TNFR-Fc can be prepared by fusion of 235 amino acids of TNFR with 232 amino acids of the Fc region including a hinge region. When TNFR-Fc is produced as a dimer by recombinant DNA technology, it shows a biological activity.
TNFR comprises 235 amino acids possessing 4 domains and a transmembrane region. TNFR has 22 cysteines, and all of them form disulfide bonds to have a steric structure. However, when TNFR-Fc is produced from animal cells, cysteines bind with each other at random, and thus they do not form disulfide bonds identical to those of a native protein. TNFR may be also partially truncated, and fail to form a correct TNFR-Fc dimer.

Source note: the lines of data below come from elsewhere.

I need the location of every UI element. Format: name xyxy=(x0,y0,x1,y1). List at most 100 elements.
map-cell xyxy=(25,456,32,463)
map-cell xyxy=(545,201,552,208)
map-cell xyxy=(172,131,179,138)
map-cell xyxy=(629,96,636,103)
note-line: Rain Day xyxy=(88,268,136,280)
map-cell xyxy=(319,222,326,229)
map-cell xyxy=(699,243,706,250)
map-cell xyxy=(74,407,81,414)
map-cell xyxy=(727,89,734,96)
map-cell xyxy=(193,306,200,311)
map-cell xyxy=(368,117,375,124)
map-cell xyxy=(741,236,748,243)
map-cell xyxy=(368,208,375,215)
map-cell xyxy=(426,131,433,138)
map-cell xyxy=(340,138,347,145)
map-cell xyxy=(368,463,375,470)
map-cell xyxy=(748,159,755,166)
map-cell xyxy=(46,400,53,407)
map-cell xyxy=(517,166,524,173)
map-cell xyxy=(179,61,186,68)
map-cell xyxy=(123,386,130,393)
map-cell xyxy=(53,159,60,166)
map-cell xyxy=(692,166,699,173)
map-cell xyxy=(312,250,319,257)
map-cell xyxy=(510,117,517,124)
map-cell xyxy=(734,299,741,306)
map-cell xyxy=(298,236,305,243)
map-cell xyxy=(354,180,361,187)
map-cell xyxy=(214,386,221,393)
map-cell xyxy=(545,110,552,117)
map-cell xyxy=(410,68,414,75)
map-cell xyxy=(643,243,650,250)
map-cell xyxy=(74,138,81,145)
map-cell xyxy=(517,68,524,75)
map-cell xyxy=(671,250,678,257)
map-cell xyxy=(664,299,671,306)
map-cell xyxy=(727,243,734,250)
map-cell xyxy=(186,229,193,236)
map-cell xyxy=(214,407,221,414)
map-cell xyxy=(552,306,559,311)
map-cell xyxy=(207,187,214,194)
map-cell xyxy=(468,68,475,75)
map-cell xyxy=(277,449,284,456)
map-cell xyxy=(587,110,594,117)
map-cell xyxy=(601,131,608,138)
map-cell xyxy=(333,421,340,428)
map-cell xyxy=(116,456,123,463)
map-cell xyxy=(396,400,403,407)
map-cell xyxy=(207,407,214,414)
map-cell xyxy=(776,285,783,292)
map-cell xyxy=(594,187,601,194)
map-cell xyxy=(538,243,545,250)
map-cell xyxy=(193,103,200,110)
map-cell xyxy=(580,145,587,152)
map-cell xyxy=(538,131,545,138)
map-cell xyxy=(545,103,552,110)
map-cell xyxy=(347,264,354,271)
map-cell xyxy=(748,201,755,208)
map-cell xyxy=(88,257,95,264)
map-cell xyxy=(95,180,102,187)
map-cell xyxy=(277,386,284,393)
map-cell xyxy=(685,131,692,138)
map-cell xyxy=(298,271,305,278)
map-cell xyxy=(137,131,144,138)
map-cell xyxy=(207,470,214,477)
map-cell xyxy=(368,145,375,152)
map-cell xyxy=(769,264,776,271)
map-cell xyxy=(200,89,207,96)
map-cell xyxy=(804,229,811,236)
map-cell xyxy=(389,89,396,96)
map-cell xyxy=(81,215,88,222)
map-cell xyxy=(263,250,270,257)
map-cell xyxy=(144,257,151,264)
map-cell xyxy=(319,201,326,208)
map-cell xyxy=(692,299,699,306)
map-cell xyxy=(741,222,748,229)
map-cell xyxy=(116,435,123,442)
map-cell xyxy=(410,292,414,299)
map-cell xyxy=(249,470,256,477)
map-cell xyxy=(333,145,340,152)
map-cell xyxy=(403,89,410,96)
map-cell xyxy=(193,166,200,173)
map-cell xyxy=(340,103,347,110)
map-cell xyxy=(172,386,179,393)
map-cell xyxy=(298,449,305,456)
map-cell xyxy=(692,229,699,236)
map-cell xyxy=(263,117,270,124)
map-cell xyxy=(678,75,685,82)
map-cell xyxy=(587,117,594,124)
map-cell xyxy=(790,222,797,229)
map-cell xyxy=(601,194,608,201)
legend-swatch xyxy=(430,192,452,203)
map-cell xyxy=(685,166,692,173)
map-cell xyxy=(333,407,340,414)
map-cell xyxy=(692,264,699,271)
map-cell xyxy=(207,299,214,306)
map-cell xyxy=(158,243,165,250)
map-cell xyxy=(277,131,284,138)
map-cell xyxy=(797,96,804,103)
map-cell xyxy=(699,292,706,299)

TNFR-Fc with incorrect disulfide bonds cannot show the proper biological activity due to a drastic reduction in the binding ability to TNF alpha. When the entire or a part of TNFR is truncated, it may also not exhibit the biological activity.

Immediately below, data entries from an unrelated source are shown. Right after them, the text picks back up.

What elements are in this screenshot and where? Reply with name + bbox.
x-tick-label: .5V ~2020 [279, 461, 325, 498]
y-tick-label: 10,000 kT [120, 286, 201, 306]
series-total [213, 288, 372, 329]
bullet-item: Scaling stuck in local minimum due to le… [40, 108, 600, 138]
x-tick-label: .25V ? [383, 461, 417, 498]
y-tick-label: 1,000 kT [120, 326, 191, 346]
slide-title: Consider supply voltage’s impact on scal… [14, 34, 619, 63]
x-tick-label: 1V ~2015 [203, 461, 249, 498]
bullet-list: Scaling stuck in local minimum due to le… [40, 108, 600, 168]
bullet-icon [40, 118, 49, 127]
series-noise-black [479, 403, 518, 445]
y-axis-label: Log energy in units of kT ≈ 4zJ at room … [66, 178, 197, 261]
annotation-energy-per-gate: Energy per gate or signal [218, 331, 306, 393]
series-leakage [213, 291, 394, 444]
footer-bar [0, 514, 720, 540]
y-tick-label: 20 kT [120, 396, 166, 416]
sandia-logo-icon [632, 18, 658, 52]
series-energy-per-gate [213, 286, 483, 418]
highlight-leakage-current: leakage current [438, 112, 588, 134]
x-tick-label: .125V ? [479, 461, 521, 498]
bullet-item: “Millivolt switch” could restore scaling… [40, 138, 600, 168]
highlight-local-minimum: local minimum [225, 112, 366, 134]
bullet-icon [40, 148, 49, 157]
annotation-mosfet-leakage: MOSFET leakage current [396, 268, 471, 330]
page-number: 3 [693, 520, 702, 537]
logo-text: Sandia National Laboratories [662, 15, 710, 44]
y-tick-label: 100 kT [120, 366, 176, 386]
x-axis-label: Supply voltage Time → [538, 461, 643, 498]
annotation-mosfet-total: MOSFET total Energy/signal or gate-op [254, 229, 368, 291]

Therefore, when the TNFR-Fc dimers are produced using a recombinant DNA technology and an animal cell culture technique, active proteins, inactive proteins with incorrect disulfide bonds, aggregates, and clipped forms are produced at the same time, and thus a technique for isolating active proteins from the protein mixture is needed.
Therapeutic biomolecules must be purified with greater than 99% purity prior to human use. This degree of purification can be achieved through use of three or four liquid chromatography processes such as ion exchange chromatography, reversed phase chromatography, size exclusion chromatography, affinity (dye, metal, antibody, protein A, etc.) chromatography, and hydrophobic interaction chromatography which are required during the isolation process. The type and sequence of chromatographic processes chosen are based on physicochemical characteristics of contaminants that coexist with the target biomolecule. Usually, size exclusion chromatography is employed in a final step, because it removes protein aggregates and also exchanges the purified proteins into the final formulation buffer.
However, size exclusion chromatography negatively affects productivity because of the limited sample volume that can be loaded. Column load volume of sample greater than about 5% of the overall column volume results in diffusion-related band spreading and dilution as the solute band moves through the column. The volume limitation can be circumvented through the use of an ultrafiltration concentration step prior to column loading. Ultrafiltration concentration also introduces productivity losses due to non-specific binding of the protein to the membrane and other materials in the system, volume losses to tubing and pumps, and complications associated with equipment preparation, operation, and cleaning. Therefore, the purification process can clearly be simpler and productivity losses can be avoided by applying a concentrated target protein to hydrophobic interaction chromatography to obtain displacement effect. However, the separation method of the target protein using hydrophobic interaction chromatography requires different separation conditions depending on the type of the target protein, the expression vector including a polynucleotide encoding the protein, etc. Frequently, the known separation methods of the target protein cannot be applied in the separation of other target proteins or in the separation of the target protein prepared under different conditions. In the market for protein drugs, therefore, it is very important to investigate suitable conditions for separating a desired target protein with high purity and concentration.